Liz West

Image by Stephen Iles
Consumed, installation (acrylic, wood, objects, foil, fluorescent bulbs), 100 x 100 x 75cm (x3), 2013

Ali Gunn talks to Liz West about her exhibition On Brown and Violet Grounds, along with her process and influences in producing this new body of work.

Ali Gunn: Your current exhibition On Brown and Violet Grounds features works on paper, which is a break from your usual methods. Can you tell me a bit more about this shift?

Liz West: I had a show at Cornerhouse in January alongside three other artists, where I made a light piece that was inside a wardrobe. That felt like a shift from other works because it was incorporating video. But when I finished that commission, I was really stuck. I came into the studios most days and was at a blank. I really struggled to find a way forward so I decided to give myself a project to make a drawing a day in order to prompt new ways of working.

AG: So it was a successful task to set yourself?

LW: Yes, I started making not one drawing a day but maybe 5 or 10, and I have been using my systems that I would usually use in my installation work, but adapting them for works on paper. I’ve made a distinction between the drawings and works on paper, as I see the works on paper as being workings out for three-dimensional work and the drawings as existing as drawings as in themselves. Now, I have got to a point where I am working from the drawings and translating them into space, so they become spatial drawings. This is the first time I have ever shown work that has been made through that method.

AG: When you get a block, it’s easy to panic. But sometimes doing something really simple like mark making is the best thing to free you up.

LW: Yes, just pare it down. Actually I find that some of the most successful works on paper are the ones where there are maybe only a couple of elements. That made me realise that with my past installation work, like the Chamber series, I was almost over complicating things. As beautiful as they were, there was a gap – there was the lighting, there was the object, there were the mirrors – and so this new body of work is just about taking it down to the things that interest me, which is saturation and light.

AG: So you are freer through this process?

LW: Much more.

AG: Where does the title of your exhibition come from?

LW: The title comes from Josef Albers Interaction of Colour. On Brown and Violet Grounds is describing one of the slides in the back of the book. All my titles come from that book and every piece of work in the exhibition has a title taken from that book.

AG: So is Josef Albers is one of your main influences?

LW: He is the guy, the main colour theorist who people look to and I think his book, for me, is essential reading, along with David Bachelor’s Chromophobia. Anyone who is interested in colour really needs to be looking at those two.

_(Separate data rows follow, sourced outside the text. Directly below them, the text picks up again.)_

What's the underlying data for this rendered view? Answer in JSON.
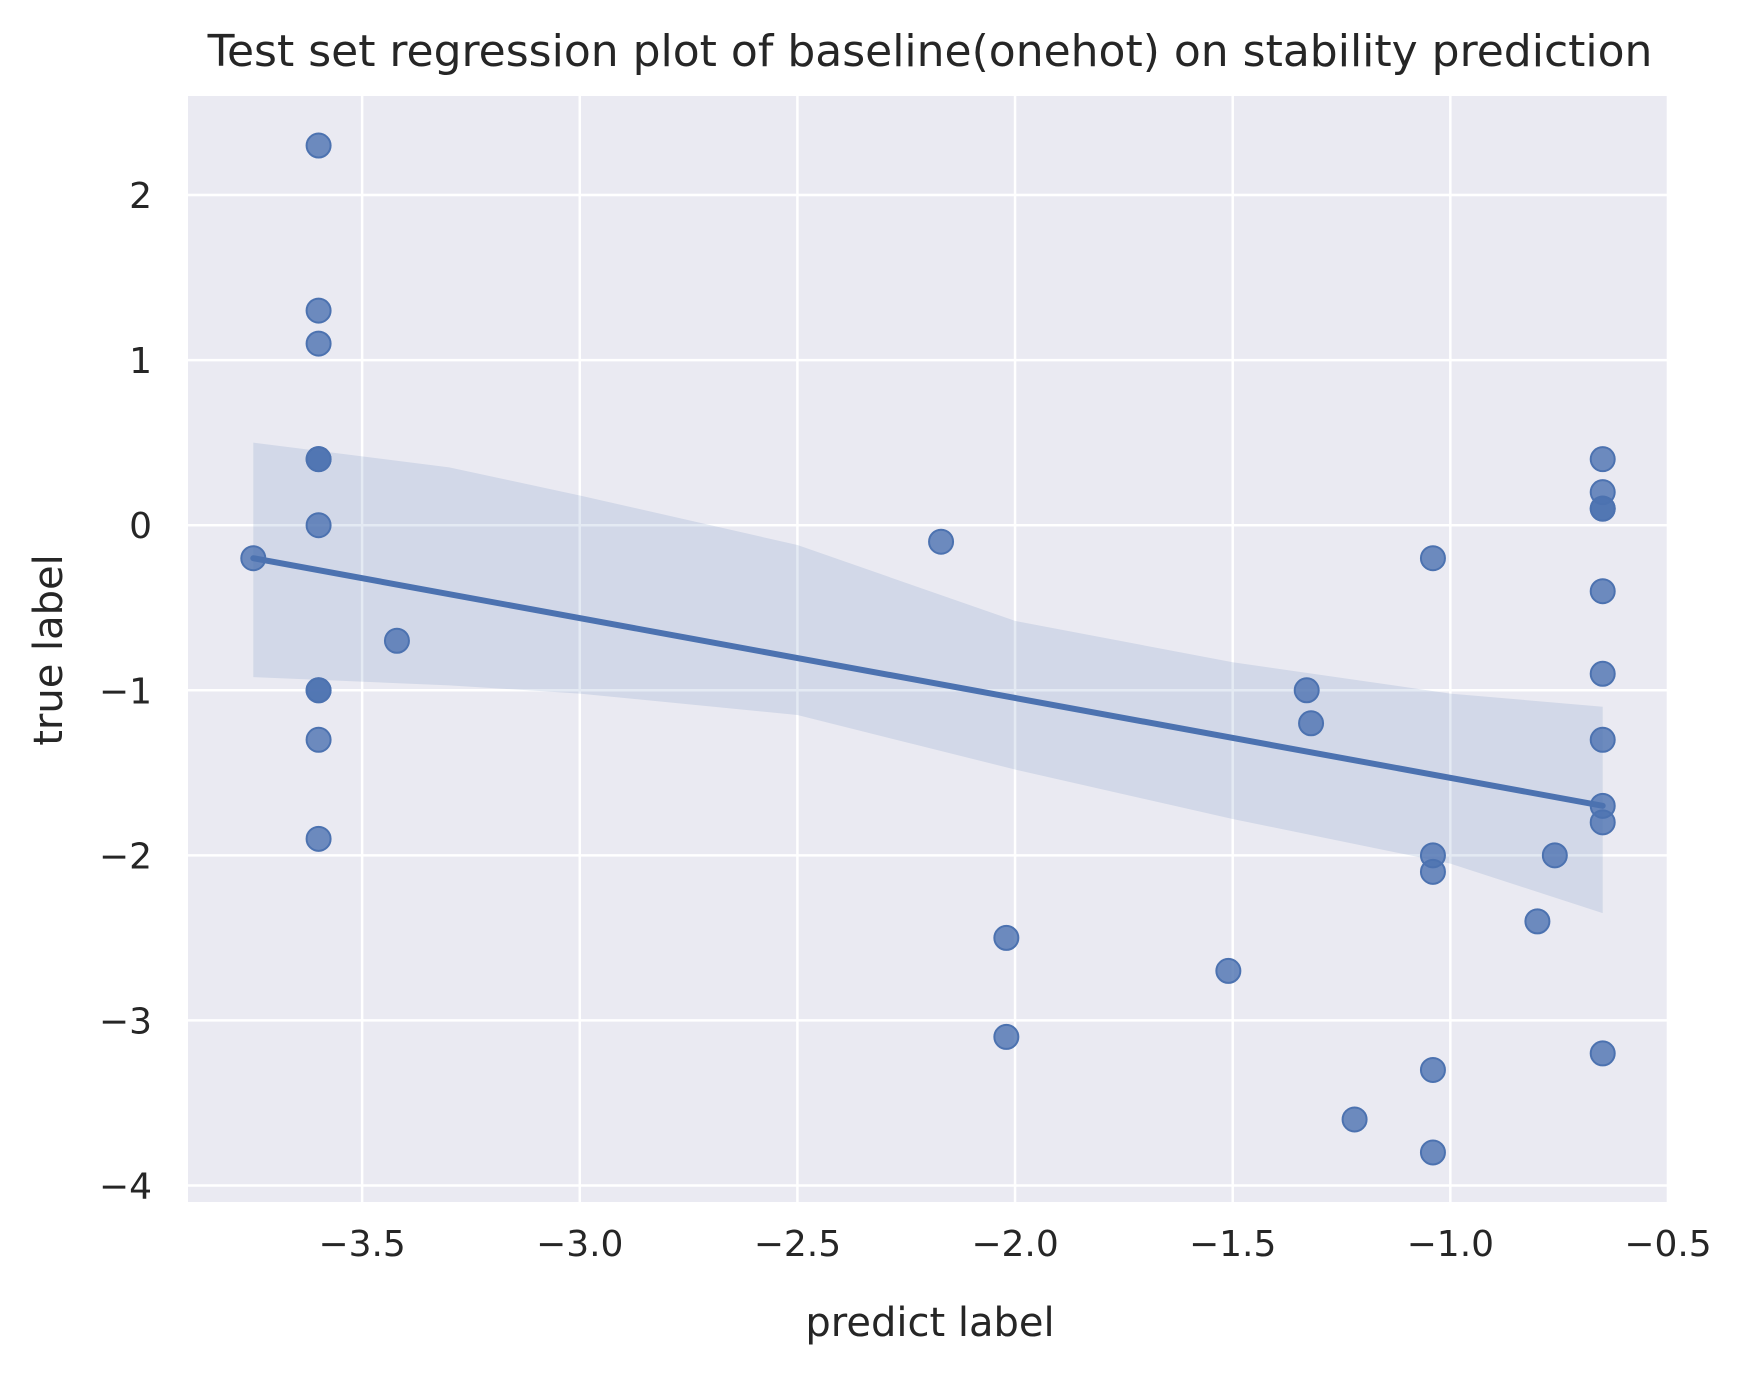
{
  "chart_data": {
    "type": "scatter",
    "title": "Test set regression plot of baseline(onehot) on stability prediction",
    "xlabel": "predict label",
    "ylabel": "true label",
    "xlim": [
      -3.9,
      -0.5
    ],
    "ylim": [
      -4.1,
      2.6
    ],
    "xticks": [
      -3.5,
      -3.0,
      -2.5,
      -2.0,
      -1.5,
      -1.0,
      -0.5
    ],
    "xtick_labels": [
      "−3.5",
      "−3.0",
      "−2.5",
      "−2.0",
      "−1.5",
      "−1.0",
      "−0.5"
    ],
    "yticks": [
      -4,
      -3,
      -2,
      -1,
      0,
      1,
      2
    ],
    "ytick_labels": [
      "−4",
      "−3",
      "−2",
      "−1",
      "0",
      "1",
      "2"
    ],
    "grid": true,
    "colors": {
      "points": "#4c72b0",
      "line": "#4c72b0",
      "band": "#4c72b0",
      "background": "#eaeaf2",
      "grid": "#ffffff"
    },
    "points": [
      {
        "x": -3.6,
        "y": 2.3
      },
      {
        "x": -3.6,
        "y": 1.3
      },
      {
        "x": -3.6,
        "y": 1.1
      },
      {
        "x": -3.6,
        "y": 0.4
      },
      {
        "x": -3.6,
        "y": 0.4
      },
      {
        "x": -3.6,
        "y": 0.0
      },
      {
        "x": -3.75,
        "y": -0.2
      },
      {
        "x": -3.42,
        "y": -0.7
      },
      {
        "x": -3.6,
        "y": -1.0
      },
      {
        "x": -3.6,
        "y": -1.0
      },
      {
        "x": -3.6,
        "y": -1.3
      },
      {
        "x": -3.6,
        "y": -1.9
      },
      {
        "x": -2.17,
        "y": -0.1
      },
      {
        "x": -2.02,
        "y": -2.5
      },
      {
        "x": -2.02,
        "y": -3.1
      },
      {
        "x": -1.51,
        "y": -2.7
      },
      {
        "x": -1.33,
        "y": -1.0
      },
      {
        "x": -1.32,
        "y": -1.2
      },
      {
        "x": -1.22,
        "y": -3.6
      },
      {
        "x": -1.04,
        "y": -0.2
      },
      {
        "x": -1.04,
        "y": -2.0
      },
      {
        "x": -1.04,
        "y": -2.1
      },
      {
        "x": -1.04,
        "y": -3.3
      },
      {
        "x": -1.04,
        "y": -3.8
      },
      {
        "x": -0.8,
        "y": -2.4
      },
      {
        "x": -0.76,
        "y": -2.0
      },
      {
        "x": -0.65,
        "y": 0.4
      },
      {
        "x": -0.65,
        "y": 0.2
      },
      {
        "x": -0.65,
        "y": 0.1
      },
      {
        "x": -0.65,
        "y": 0.1
      },
      {
        "x": -0.65,
        "y": -0.4
      },
      {
        "x": -0.65,
        "y": -0.9
      },
      {
        "x": -0.65,
        "y": -1.3
      },
      {
        "x": -0.65,
        "y": -1.7
      },
      {
        "x": -0.65,
        "y": -1.8
      },
      {
        "x": -0.65,
        "y": -3.2
      }
    ],
    "regression_line": {
      "x": [
        -3.75,
        -0.65
      ],
      "y": [
        -0.2,
        -1.7
      ]
    },
    "confidence_band": [
      {
        "x": -3.75,
        "low": -0.92,
        "high": 0.5
      },
      {
        "x": -3.3,
        "low": -0.97,
        "high": 0.35
      },
      {
        "x": -3.0,
        "low": -1.02,
        "high": 0.18
      },
      {
        "x": -2.5,
        "low": -1.15,
        "high": -0.12
      },
      {
        "x": -2.0,
        "low": -1.48,
        "high": -0.58
      },
      {
        "x": -1.5,
        "low": -1.78,
        "high": -0.83
      },
      {
        "x": -1.0,
        "low": -2.05,
        "high": -1.02
      },
      {
        "x": -0.65,
        "low": -2.35,
        "high": -1.1
      }
    ]
  }
}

AG: And what other artists inspire you?

LW: Where to begin! Obviously David Bachelor, we have very similar concerns. He is someone I would like to show with one day. Olafur Eliasson, has really inspired me in terms of how he uses colour and light and especially within space, and so many more.

AG: Is it an important part of your practice to respond to or work within the paradigms of other artists?

LW: Definitely, I think if you are going to be an artist, a proper artist, you need to be constantly referencing what has come before you so you know where to place yourself alongside them.

AG: What interests you about the dynamic between space and colour?

LW: So, the first work that ever got my heart beating really fast was Jim Lambie’s floor piece at the Tate Britain in the Days Like These exhibition. That was a piece that made me go a bit dizzy. It had quite an overwhelming effect on me, and I thought to myself, ‘if and when I become an artist, that is the kind of work that I want to make and have that effect on my viewers’.

AG: What is it about light that interests you?

When I make light works, and I switch them on and turn the lights out it does something to me. It’s so psychological, warming and has such an affect on me, and what I am trying to do is give my viewers that same experience. I should also mention that I have Seasonal Affect Disorder, so I am basically making my own light boxes.

AG: So there is almost therapeutic element to it?

LW: I hate the word therapeutic, but kind of. I mean, I was playing around in the studio the other day in the dark with two very intensely coloured lights, and it’s like something is switched on inside of me instantly.

AG: Have you always used light as a material then?

LW: I really went through all different mediums, I’m not scared of using whatever medium suits the idea.

AG: Have you responded to the space at Piccadilly Place for your exhibition?

LW: Oh yeah, I mean it’s such a stark space and quite a difficult space. I wanted a space that suited the work, not the other way around. It’s a solo show in a massive space, so it is quite brave. It will give me a really good opportunity for fantastic documentation of new work in a space that suits it.

AG: This show is the result of an Arts Council Research and Development funding, was it important to have an exhibition as a conclusion?

LW: In the proposal I just stated that I was going to show new work at the Open Studios, but being ambitious and also the scale of the work I was making, it seemed like that wasn’t good enough for me. So I thought; how am I going to push myself?

On Brown and Violet Grounds is on display at 4C/D Piccadilly Place until 2 October 2013

Ali Gunn is an artist, writer and curator based in Manchester.